Dive Brief:
- xAI is wading into coding agent territory with Grok Build, which it unveiled for software engineering and complex coding on Thursday.
- Grok Build works directly from the terminal, and the company positions the model as an agentic command line interface that enables developers to generate code and complete programming and automation tasks via natural language. The tool is available in early beta to subscribers of SuperGrok Heavy’s $300 monthly tier, and xAI said in its announcement it will be updating the model with early user feedback.
- xAI’s release of Grok Build trails behind the release of rival products such as Anthropic’s Claude Code or OpenAI’s Codex — both of which launched more than a year ago — as more enterprises overhaul their engineering teams with agentic coding tools.
Dive Insight:
xAI joins an increasingly crowded field of AI providers releasing agentic coding tools as companies compete for enterprise customers that are looking to automate workflows.
Agentic AI tools such as coding agents are expected to force meaningful change in operational capabilities for companies as they shift from digital to autonomous businesses, 80% of CEOs said in a recent Gartner report.
xAI’s focus is targeting developers and their ability to plan, review and make coding changes, while tools such as Claude Code, Codex and Google’s Gemini Code Assist Enterprise might be more widely used across the enterprise.

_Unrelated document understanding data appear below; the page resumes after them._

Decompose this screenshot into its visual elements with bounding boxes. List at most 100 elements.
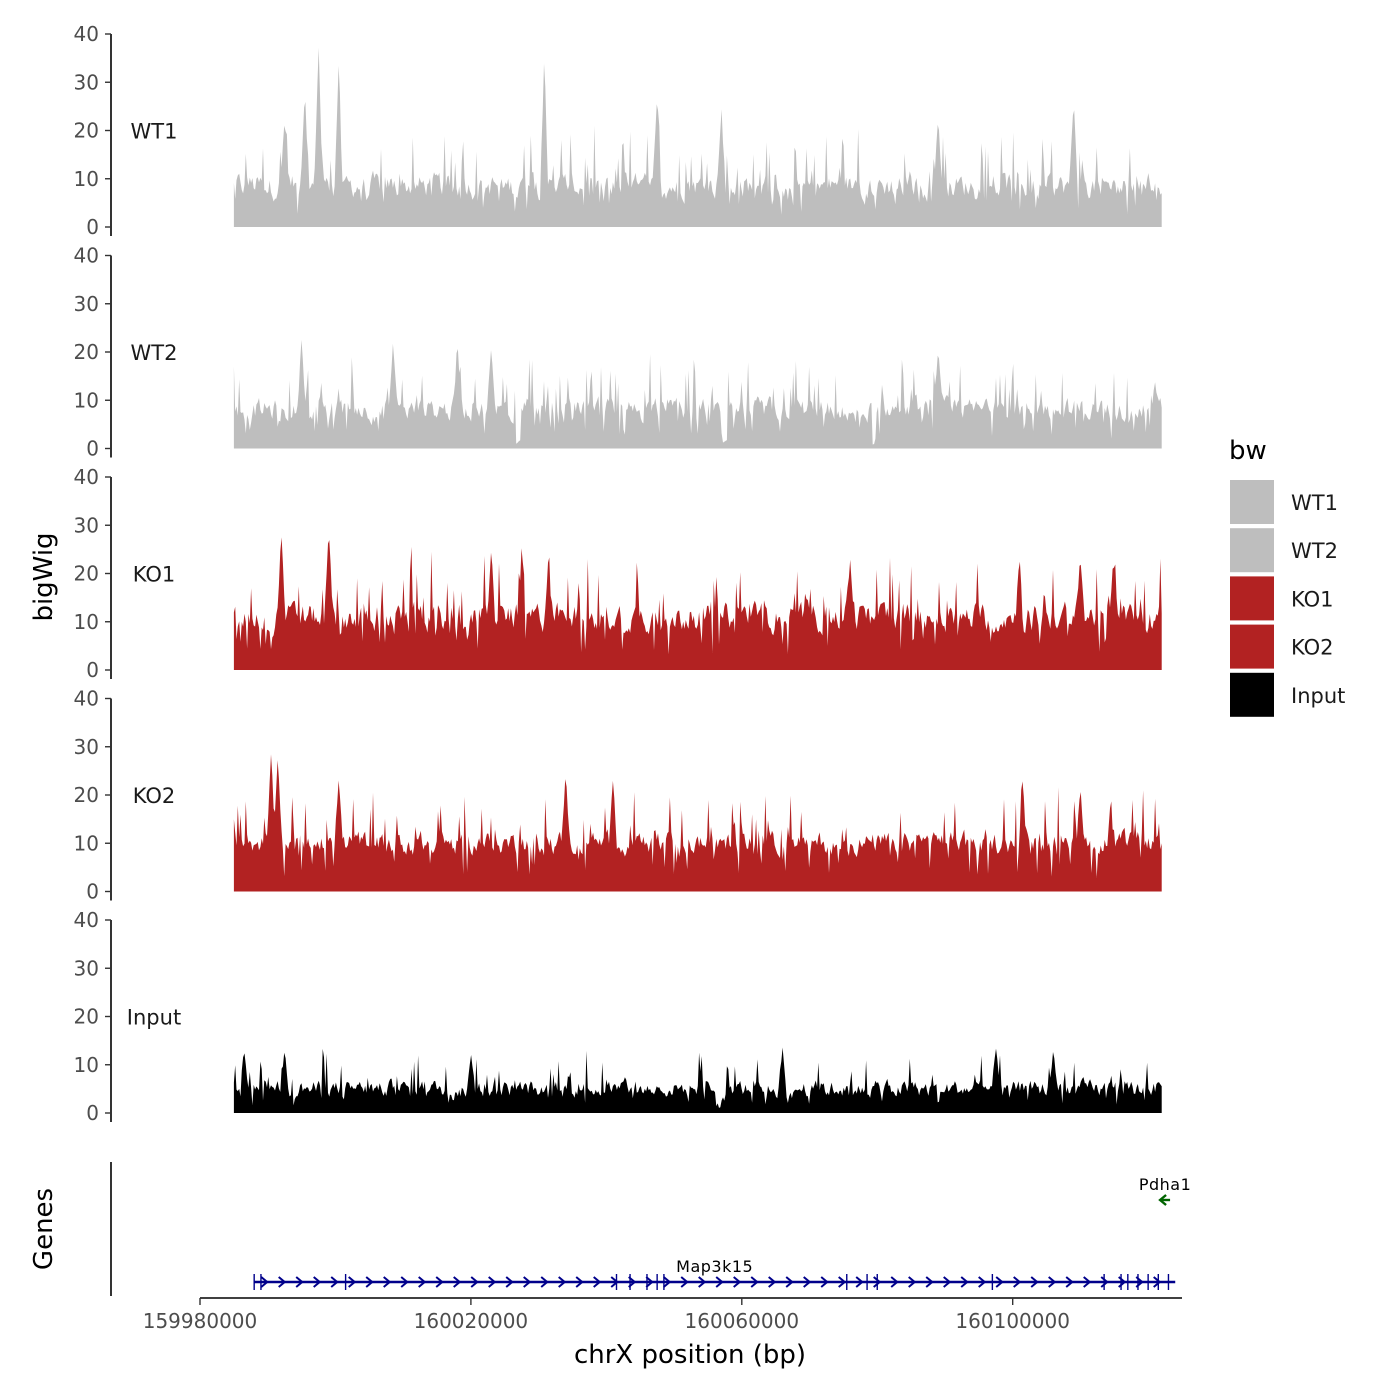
- y-tick-label: 40: [74, 908, 99, 932]
- strand-arrow: [680, 1276, 689, 1288]
- strand-arrow: [470, 1276, 479, 1288]
- y-tick-label: 20: [74, 340, 99, 364]
- strand-arrow: [733, 1276, 742, 1288]
- y-tick-label: 20: [74, 119, 99, 143]
- y-tick-label: 40: [74, 465, 99, 489]
- y-tick-label: 40: [74, 687, 99, 711]
- strand-arrow: [575, 1276, 584, 1288]
- strand-arrow: [890, 1276, 899, 1288]
- y-tick-label: 40: [74, 22, 99, 46]
- strand-arrow: [1030, 1276, 1039, 1288]
- y-tick-label: 20: [74, 562, 99, 586]
- legend-title: bw: [1229, 436, 1267, 466]
- legend-label-Input: Input: [1291, 684, 1345, 708]
- strand-arrow: [785, 1276, 794, 1288]
- coverage-area-KO1: [233, 537, 1162, 670]
- strand-arrow: [260, 1276, 269, 1288]
- legend: bw WT1 WT2 KO1 KO2 Input: [1229, 436, 1345, 717]
- strand-arrow: [943, 1276, 952, 1288]
- strand-arrow: [400, 1276, 409, 1288]
- track-label-KO1: KO1: [133, 563, 176, 587]
- legend-label-KO2: KO2: [1291, 636, 1334, 660]
- y-tick-label: 0: [86, 880, 99, 904]
- gene-models: Map3k15 Pdha1: [253, 1175, 1191, 1290]
- legend-entries: WT1 WT2 KO1 KO2 Input: [1230, 480, 1345, 717]
- strand-arrow: [628, 1276, 637, 1288]
- legend-entry-KO1: KO1: [1230, 576, 1334, 621]
- track-WT2: 0 10 20 30 40 WT2: [74, 244, 1162, 461]
- coverage-area-WT2: [233, 339, 1162, 449]
- legend-key-WT1: [1230, 480, 1274, 524]
- x-tick-label: 159980000: [143, 1309, 258, 1333]
- x-axis-title: chrX position (bp): [574, 1340, 806, 1370]
- y-tick-label: 0: [86, 437, 99, 461]
- strand-arrow: [365, 1276, 374, 1288]
- strand-arrow: [645, 1276, 654, 1288]
- track-label-WT1: WT1: [131, 120, 178, 144]
- strand-arrow: [855, 1276, 864, 1288]
- legend-label-WT2: WT2: [1291, 539, 1338, 563]
- strand-arrow: [505, 1276, 514, 1288]
- y-tick-label: 0: [86, 1101, 99, 1125]
- y-tick-label: 30: [74, 513, 99, 537]
- track-label-Input: Input: [127, 1006, 181, 1030]
- strand-arrow: [908, 1276, 917, 1288]
- x-tick-label: 160020000: [414, 1309, 529, 1333]
- strand-arrow: [803, 1276, 812, 1288]
- strand-arrow: [768, 1276, 777, 1288]
- strand-arrow: [838, 1276, 847, 1288]
- strand-arrow: [820, 1276, 829, 1288]
- strand-arrow: [435, 1276, 444, 1288]
- gene-label-Map3k15: Map3k15: [676, 1257, 753, 1276]
- strand-arrow: [523, 1276, 532, 1288]
- strand-arrow: [593, 1276, 602, 1288]
- strand-arrow: [1153, 1276, 1162, 1288]
- track-Input: 0 10 20 30 40 Input: [74, 908, 1162, 1125]
- strand-arrow: [663, 1276, 672, 1288]
- track-label-WT2: WT2: [131, 341, 178, 365]
- legend-key-KO1: [1230, 576, 1274, 621]
- strand-arrow: [1158, 1194, 1167, 1206]
- gene-Map3k15: Map3k15: [253, 1257, 1176, 1290]
- x-axis: 159980000 160020000 160060000 160100000: [143, 1297, 1182, 1333]
- strand-arrow: [383, 1276, 392, 1288]
- strand-arrow: [330, 1276, 339, 1288]
- coverage-area-Input: [233, 1047, 1162, 1113]
- strand-arrow: [978, 1276, 987, 1288]
- y-tick-label: 40: [74, 244, 99, 268]
- track-KO2: 0 10 20 30 40 KO2: [74, 687, 1162, 904]
- track-label-KO2: KO2: [133, 784, 176, 808]
- coverage-area-KO2: [233, 754, 1162, 892]
- strand-arrow: [610, 1276, 619, 1288]
- gene-panel: Map3k15 Pdha1: [110, 1162, 1191, 1296]
- y-tick-label: 20: [74, 1005, 99, 1029]
- strand-arrow: [750, 1276, 759, 1288]
- legend-key-KO2: [1230, 624, 1274, 669]
- y-tick-label: 30: [74, 70, 99, 94]
- strand-arrow: [873, 1276, 882, 1288]
- y-tick-label: 10: [74, 388, 99, 412]
- gene-Pdha1: Pdha1: [1139, 1175, 1191, 1206]
- legend-entry-KO2: KO2: [1230, 624, 1334, 669]
- strand-arrow: [418, 1276, 427, 1288]
- strand-arrow: [488, 1276, 497, 1288]
- strand-arrow: [1048, 1276, 1057, 1288]
- y-tick-label: 30: [74, 292, 99, 316]
- strand-arrow: [278, 1276, 287, 1288]
- x-tick-label: 160060000: [685, 1309, 800, 1333]
- y-axis-title: bigWig: [29, 532, 59, 621]
- strand-arrow: [1118, 1276, 1127, 1288]
- y-tick-label: 30: [74, 956, 99, 980]
- y-tick-label: 10: [74, 167, 99, 191]
- genes-axis-title: Genes: [29, 1188, 59, 1270]
- y-tick-label: 10: [74, 1053, 99, 1077]
- strand-arrow: [698, 1276, 707, 1288]
- strand-arrow: [960, 1276, 969, 1288]
- track-panels: 0 10 20 30 40 WT1 0 10 20 30 40 WT2 0 10 20 30 40 KO1 0 10 2…: [74, 22, 1162, 1125]
- strand-arrow: [453, 1276, 462, 1288]
- strand-arrow: [1135, 1276, 1144, 1288]
- x-tick-label: 160100000: [955, 1309, 1070, 1333]
- strand-arrow: [1100, 1276, 1109, 1288]
- y-tick-label: 0: [86, 658, 99, 682]
- strand-arrow: [715, 1276, 724, 1288]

Grok Build can assist with setting up applications, modifying files and automating development workflows, among other tasks. It uses natural language as an interface for complex programming tasks, and delegates work to subagents that can work in parallel, according to the announcement.
The tool’s beta release comes on the heels of finalizing xAI’s merger with owner Elon Musk’s SpaceX in February, and SpaceX’s upcoming IPO.
Other AI providers in the market have been further refining and integrating their tools. OpenAI launched Codex integration into its ChatGPT mobile app Thursday, allowing developers a way to manage coding workflows from their mobile devices.
PwC also announced Thursday that it was expanding its strategic alliance with Anthropic, rolling out Claude Code and Cowork to hundreds of thousands of its U.S. employees, with a goal of training and certifying 30,000 employees on Claude.
"The conversation around AI has shifted from possibility to execution,” Paul Griggs, U.S. senior partner and CEO of PwC, said in the announcement. “Clients are looking for ways to apply AI that are secure, responsible and capable of delivering measurable outcomes in complex business environments.”